The Biden-Harris Administration announced over $6.1 billion in automatic debt relief to nearly 317,000 former students of The Art Institutes. This decision comes after findings that the school and its parent company, Education Management Corporation (EDMC), had engaged in deceptive practices about employment prospects and earnings following graduation.
From January 2004 to October 2017, The Art Institutes reportedly inflated employment rates and salary figures, misleading students about the actual value of their educational investment. This misinformation led students to incur substantial debt under false pretenses, burdening them financially and professionally.
These student loans were forgiven under a program called Borrower Defense To Repayment. This is part of a broader effort to crack down on for-profit colleges.
Borrower Defense Issues
U.S. Secretary of Education Miguel Cardona emphasized that this move aims to correct over a decade of deceit that cost students billions of dollars. “For more than a decade, hundreds of thousands of hopeful students borrowed billions to attend The Art Institutes and got little but lies in return. That ends today—thanks to the Biden-Harris Administration’s work with the attorneys general offices of Iowa, Massachusetts, and Pennsylvania,” he stated.
The approval for debt relief was supported by evidence from lengthy investigations by state attorneys general, which included internal documents and testimony revealing the extent of the misrepresentations.
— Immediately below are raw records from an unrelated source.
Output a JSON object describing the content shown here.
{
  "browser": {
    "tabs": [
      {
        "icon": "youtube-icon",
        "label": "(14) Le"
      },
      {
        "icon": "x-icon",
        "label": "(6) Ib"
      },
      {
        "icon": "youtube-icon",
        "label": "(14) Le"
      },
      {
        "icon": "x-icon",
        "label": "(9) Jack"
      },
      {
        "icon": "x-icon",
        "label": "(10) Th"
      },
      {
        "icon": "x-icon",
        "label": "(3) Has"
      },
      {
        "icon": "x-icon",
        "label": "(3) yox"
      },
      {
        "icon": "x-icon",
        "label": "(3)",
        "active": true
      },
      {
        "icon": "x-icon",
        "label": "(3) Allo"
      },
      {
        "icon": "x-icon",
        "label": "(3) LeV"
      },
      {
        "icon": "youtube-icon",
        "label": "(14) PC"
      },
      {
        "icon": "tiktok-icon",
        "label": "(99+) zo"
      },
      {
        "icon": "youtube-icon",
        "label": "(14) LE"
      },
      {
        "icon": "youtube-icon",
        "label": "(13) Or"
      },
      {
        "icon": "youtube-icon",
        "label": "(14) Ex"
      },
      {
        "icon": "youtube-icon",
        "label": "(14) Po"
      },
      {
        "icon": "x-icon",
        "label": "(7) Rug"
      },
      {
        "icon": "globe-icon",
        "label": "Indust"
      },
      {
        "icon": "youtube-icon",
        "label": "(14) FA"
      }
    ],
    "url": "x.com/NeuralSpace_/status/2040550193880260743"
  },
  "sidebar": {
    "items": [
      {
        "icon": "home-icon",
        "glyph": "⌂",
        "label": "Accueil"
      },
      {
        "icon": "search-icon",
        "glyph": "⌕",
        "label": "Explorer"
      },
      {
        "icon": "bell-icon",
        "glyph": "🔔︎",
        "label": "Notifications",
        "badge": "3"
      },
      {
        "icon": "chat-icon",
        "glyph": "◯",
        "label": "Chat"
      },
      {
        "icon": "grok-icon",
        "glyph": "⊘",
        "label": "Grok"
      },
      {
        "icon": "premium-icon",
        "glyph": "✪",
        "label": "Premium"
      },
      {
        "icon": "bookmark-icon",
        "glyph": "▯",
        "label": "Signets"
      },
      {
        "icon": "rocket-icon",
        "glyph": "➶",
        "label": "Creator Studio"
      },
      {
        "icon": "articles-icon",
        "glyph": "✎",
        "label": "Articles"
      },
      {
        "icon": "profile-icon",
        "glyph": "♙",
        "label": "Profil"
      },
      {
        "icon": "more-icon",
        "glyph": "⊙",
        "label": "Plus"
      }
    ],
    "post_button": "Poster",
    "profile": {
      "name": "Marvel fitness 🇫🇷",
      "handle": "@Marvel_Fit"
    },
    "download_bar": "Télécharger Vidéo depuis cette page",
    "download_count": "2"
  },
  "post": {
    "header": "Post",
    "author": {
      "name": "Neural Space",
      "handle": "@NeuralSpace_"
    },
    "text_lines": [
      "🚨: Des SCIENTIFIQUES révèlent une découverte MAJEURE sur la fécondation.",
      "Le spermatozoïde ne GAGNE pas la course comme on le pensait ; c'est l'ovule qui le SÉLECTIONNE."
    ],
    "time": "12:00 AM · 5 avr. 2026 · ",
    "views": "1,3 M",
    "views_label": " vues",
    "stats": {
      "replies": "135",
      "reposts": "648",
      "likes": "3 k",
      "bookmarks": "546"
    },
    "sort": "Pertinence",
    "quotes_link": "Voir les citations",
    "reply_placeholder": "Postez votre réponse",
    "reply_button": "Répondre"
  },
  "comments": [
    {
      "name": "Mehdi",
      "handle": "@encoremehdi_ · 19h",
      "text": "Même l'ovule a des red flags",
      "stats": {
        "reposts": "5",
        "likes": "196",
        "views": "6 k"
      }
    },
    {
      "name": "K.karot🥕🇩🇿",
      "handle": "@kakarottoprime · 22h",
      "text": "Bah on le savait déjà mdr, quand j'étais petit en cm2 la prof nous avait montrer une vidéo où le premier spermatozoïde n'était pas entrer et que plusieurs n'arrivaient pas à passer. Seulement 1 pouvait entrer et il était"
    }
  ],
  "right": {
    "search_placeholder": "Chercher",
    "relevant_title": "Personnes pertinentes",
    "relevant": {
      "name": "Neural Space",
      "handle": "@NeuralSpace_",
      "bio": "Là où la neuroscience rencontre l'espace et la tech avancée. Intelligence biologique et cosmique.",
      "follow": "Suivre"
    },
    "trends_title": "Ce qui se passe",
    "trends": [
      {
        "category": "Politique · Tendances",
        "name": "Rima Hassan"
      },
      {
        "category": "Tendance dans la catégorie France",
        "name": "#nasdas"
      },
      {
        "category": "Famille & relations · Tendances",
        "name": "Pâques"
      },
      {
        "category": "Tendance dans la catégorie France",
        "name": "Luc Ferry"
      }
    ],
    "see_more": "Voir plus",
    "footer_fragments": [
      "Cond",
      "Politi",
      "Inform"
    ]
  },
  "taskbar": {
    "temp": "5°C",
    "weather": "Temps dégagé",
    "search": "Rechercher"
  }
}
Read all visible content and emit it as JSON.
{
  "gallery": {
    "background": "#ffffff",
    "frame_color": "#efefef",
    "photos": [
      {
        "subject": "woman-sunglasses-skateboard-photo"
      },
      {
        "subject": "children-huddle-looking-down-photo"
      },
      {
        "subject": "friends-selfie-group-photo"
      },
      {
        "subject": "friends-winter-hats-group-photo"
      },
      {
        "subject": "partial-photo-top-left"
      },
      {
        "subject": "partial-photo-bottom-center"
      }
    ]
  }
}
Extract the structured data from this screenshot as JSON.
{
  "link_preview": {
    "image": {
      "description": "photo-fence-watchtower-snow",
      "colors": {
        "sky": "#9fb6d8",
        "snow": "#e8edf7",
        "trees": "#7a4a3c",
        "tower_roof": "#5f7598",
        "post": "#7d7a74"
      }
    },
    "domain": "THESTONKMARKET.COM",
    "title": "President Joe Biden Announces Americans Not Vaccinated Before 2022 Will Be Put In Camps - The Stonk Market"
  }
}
These investigations showed that The Art Institutes had claimed an 82% employment rate within six months of graduation for their students, a figure that drastically fell to no more than 57% when recalculated correctly. Furthermore, salary data was also found to be inflated, including extreme measures such as citing earnings of high-earning outliers like professional athletes to skew average income statistics.
This forgiveness includes the cancellation of the federal student loan balances for affected borrowers and refunds for payments previously made. Richard Cordray, Federal Student Aid Chief Operating Officer, noted, “We cannot replace the time stolen from these students, but we can lift the burden of their debt. We remain committed to working with our federal and state partners to protect borrowers.”
Biden Administration Loan Forgiveness Efforts
As part of its broader efforts, the Biden Administration has now nearly delivered $160 billion in student loan forgiveness to approximately 4.6 million borrowers. This total includes corrections for administrative failures, improvements to loan servicing practices, and forgiveness for borrowers who were misled by their institutions or whose schools abruptly closed.
The Department of Education will start notifying eligible borrowers immediately and has assured that affected individuals do not need to take any action to benefit from this relief. This initiative is reflective of an unwavering commitment by the administration to remedy the financial damages inflicted by predatory educational practices and ensure a fairer higher education landscape.